Irrigation pumping systems also are primary sources for energy upgrades east of the Cascade Mountains, said Berg, who is a USDA employee and coordinates the Wy'East program.
He cited an example of what the council refers to as the "Save Water Save Energy" program at the Big Bertha site in Terrebonne.
The 350-horsepower motor, called "Big Bertha," ran at one speed while pumping water to irrigate a variety of crops on two farms. Extra sprinklers were used to relieve water pressure when only a small area needed to be irrigated.
With the help of the Wy'East Council in partnership with the Central Electric Cooperative, a variable frequency drive was installed.
"Boy, do we see a difference already," said Grossman, who with her husband, Roger, are co-owners of Big Bertha, which was installed in the mid-1960s at the 220-foot-deep well. "We were wasting power and water because Big Bertha is so powerful."
The $43,000 investment is expected to be recouped in slightly more than a year through rebates and energy savings.
Grossman said she has wished for such a program during the 10 years she and her husband have operated their ranch. "The application was only two pages," she said.
Rebates also are available on small-ticket energy-saving items. These include pumps, new and rebuilt impact sprinklers, gaskets, pivot upgrades and hubs for wheel lines.

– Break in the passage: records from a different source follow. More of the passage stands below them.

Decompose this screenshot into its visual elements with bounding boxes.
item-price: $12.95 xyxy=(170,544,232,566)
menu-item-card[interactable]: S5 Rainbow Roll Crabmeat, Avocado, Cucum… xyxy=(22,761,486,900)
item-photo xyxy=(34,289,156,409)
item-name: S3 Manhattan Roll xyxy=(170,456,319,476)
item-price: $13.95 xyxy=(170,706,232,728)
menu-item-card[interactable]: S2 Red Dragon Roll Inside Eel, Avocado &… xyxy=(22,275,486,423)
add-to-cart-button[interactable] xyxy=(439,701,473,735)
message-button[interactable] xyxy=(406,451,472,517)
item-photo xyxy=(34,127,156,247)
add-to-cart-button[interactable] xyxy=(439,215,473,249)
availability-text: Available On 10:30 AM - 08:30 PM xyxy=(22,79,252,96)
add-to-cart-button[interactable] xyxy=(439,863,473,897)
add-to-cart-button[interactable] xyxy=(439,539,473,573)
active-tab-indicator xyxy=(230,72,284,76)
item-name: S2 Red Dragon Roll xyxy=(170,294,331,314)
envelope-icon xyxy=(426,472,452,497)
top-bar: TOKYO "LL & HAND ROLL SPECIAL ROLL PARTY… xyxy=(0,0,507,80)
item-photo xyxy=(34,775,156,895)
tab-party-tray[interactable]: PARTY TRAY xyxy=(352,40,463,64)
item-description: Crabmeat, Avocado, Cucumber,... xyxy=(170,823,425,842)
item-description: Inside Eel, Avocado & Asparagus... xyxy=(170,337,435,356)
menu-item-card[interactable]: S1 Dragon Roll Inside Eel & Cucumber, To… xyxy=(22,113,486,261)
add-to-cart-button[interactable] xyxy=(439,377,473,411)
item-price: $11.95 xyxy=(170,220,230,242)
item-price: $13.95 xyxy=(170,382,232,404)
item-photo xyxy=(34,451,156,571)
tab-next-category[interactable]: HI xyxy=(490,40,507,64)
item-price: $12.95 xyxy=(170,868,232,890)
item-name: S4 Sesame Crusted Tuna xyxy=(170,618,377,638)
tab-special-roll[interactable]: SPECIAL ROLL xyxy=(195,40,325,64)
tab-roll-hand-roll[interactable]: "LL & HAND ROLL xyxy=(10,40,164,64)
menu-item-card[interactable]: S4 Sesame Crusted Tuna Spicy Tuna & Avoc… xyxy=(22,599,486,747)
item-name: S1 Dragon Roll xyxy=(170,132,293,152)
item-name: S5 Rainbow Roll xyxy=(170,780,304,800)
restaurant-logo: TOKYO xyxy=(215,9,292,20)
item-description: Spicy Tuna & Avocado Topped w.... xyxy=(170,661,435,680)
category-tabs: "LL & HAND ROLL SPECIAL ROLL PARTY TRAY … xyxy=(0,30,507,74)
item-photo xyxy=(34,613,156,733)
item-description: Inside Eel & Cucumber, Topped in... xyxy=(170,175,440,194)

"Time is an issue and the reason that many ag operations haven't participated in these programs," Johnson said.
Under the program, council personnel work with growers, vendors and utilities in evaluating and developing projects, reviewing bids, developing a budget and packaging proposals for grants and services. The Cascade council charges a fee for USDA grant packaging; Wy'East does not.
The initial financing, which is the farmer's responsibility, can be a road block, which has led to consideration a no-cost or low-cost loan program in western Oregon.
Council personnel work with a number of sources, primarily utilities, many of which are starting to participate in agricultural energy programs. Johnson said the new program would be promoted through agricultural trade shows, grower meetings and direct mailings.
The two Oregon RC&D councils are establishing a website and are developing marketing and other plans that will be helpful to four RC&D districts in Washington and two in Idaho when they begin participating in the fall.
"We're in this for the long haul," Johnson said.